Though most think of the climate here as simply hot and dry, variations on the sun-drenched island range from cool Mediterranean along the coastlines to more extreme in its inland zones. Of particular note are the various microclimates of Europe's largest volcano, Mount Etna, where vineyards grow on drastically steep hillsides and varying aspects to the Ionian Sea. The more noteworthy red and white wines that come from the volcanic soils of Mount Etna include Nerello Mascalese and Nerello Cappuccio (reds) and Carricante (whites). All share a racy streak of minerality and, at their best, bear resemblance to their respective red and white Burgundies.
Nero d’Avola is the most widely planted red variety, and is great either as single varietal bottling or in blends with other indigenous varieites or even with international ones. For example, Nero d'Avola is blended with the lighter and floral, Frappato grape, to create the elegant, Cerasuolo di Vittoria, one of the more traditional and respected wines of the island.
Grillo and Inzolia, the grapes of Marsala, are also used to produce aromatic, crisp dry whites. Pantelleria, a subtropical island belonging to the province of Sicily, specializes in Moscato di Pantelleria, made from the variety locally known as Zibibbo.

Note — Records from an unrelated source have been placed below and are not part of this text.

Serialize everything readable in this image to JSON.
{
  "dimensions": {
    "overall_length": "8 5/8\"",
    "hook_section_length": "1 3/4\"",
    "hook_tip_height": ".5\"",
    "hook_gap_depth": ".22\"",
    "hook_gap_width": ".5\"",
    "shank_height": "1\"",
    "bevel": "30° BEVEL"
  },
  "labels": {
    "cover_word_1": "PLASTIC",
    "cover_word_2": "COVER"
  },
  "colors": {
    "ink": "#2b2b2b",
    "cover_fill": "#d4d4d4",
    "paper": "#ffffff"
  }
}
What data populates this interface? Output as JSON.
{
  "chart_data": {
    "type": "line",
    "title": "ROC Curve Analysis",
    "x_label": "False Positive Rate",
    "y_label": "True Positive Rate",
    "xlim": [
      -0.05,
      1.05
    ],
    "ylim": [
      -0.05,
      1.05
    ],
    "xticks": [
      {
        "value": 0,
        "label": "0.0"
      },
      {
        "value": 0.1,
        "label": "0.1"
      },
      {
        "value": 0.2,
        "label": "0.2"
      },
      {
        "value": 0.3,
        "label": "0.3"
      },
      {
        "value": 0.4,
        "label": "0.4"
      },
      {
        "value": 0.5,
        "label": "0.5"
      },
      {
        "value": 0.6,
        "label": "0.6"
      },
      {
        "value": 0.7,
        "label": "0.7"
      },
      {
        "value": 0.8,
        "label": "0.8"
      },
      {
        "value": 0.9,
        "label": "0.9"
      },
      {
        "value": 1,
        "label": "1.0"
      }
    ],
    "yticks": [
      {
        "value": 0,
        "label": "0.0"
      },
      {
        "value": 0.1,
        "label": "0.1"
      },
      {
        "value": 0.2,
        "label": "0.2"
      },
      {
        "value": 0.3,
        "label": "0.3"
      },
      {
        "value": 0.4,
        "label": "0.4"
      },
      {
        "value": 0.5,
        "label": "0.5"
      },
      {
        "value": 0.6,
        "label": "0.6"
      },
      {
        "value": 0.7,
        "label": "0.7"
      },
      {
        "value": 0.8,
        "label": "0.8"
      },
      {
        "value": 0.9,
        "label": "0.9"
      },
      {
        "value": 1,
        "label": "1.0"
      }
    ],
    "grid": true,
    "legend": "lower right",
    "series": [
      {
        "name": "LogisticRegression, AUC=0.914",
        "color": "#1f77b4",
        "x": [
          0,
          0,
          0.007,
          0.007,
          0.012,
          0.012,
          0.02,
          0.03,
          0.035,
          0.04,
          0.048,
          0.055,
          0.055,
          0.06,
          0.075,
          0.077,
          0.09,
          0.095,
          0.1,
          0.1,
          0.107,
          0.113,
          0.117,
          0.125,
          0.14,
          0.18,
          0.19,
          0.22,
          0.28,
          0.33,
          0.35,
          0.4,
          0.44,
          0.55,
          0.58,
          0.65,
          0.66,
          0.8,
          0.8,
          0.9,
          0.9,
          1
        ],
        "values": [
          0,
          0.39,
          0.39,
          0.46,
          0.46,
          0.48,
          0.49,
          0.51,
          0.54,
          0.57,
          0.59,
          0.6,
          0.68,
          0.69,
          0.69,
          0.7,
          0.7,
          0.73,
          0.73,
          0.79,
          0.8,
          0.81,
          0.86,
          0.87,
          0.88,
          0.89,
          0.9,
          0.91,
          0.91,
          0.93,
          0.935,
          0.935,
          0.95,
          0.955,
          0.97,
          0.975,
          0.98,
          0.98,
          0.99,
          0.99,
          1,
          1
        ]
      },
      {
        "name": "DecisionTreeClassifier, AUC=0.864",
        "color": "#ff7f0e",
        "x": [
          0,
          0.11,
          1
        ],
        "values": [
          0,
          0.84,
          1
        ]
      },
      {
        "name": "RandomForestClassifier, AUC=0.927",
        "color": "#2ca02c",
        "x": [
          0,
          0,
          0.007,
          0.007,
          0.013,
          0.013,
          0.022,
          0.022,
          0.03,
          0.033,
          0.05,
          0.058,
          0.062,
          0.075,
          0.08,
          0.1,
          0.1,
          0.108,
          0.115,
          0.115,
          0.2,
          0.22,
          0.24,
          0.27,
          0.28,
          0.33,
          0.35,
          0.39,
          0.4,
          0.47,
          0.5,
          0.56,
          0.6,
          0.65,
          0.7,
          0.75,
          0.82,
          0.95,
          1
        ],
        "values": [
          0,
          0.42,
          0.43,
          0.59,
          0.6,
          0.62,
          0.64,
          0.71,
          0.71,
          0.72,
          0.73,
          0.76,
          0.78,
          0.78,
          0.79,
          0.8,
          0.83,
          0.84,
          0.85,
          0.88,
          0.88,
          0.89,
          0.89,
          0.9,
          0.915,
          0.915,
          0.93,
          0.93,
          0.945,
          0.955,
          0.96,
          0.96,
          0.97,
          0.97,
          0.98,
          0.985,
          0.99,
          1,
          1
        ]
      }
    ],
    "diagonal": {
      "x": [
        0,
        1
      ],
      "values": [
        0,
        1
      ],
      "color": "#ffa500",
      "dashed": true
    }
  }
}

Opulent with bold fruit and robust tannins, Nero d’Avola is Sicily’s most widely planted red grape, though the variety's other name, Calabrese, suggests origins from the mainland region of Calabria. Popular throughout Sicily and prized for its body, color and deep cherry fruit, Nero d’Avola performs well both as a single varietal bottling and in blends. It loves hot, arid climates and Sicily's old vines are aptly head-trained close to the ground, making them resistant to strong winds. A few pioneering producers in California as well as Australia farm Nero d’Avola in the same way.
In the Glass
A couple of styles of Nero d’Avola are possible. The first is typically a powerful, opulent, dark fruit driven style with notes of coffee or cocoa from aging in wood. A second style offers up a snappier version with red cherry fruit and herbal notes, having seen little to no oak during aging.
Nero d’Avola’s black fruit and spicy flavors are perfect with rich flavors like grilled meat or stews, but can also be a great compliment to burgers, pizza or pasta.
If you love big, bold wines like Napa Cabernet and Châteauneuf-du-Pape but want to stick to a budget, look no further than Nero d’Avola for a worthy substitute. Even the best examples often run under $20.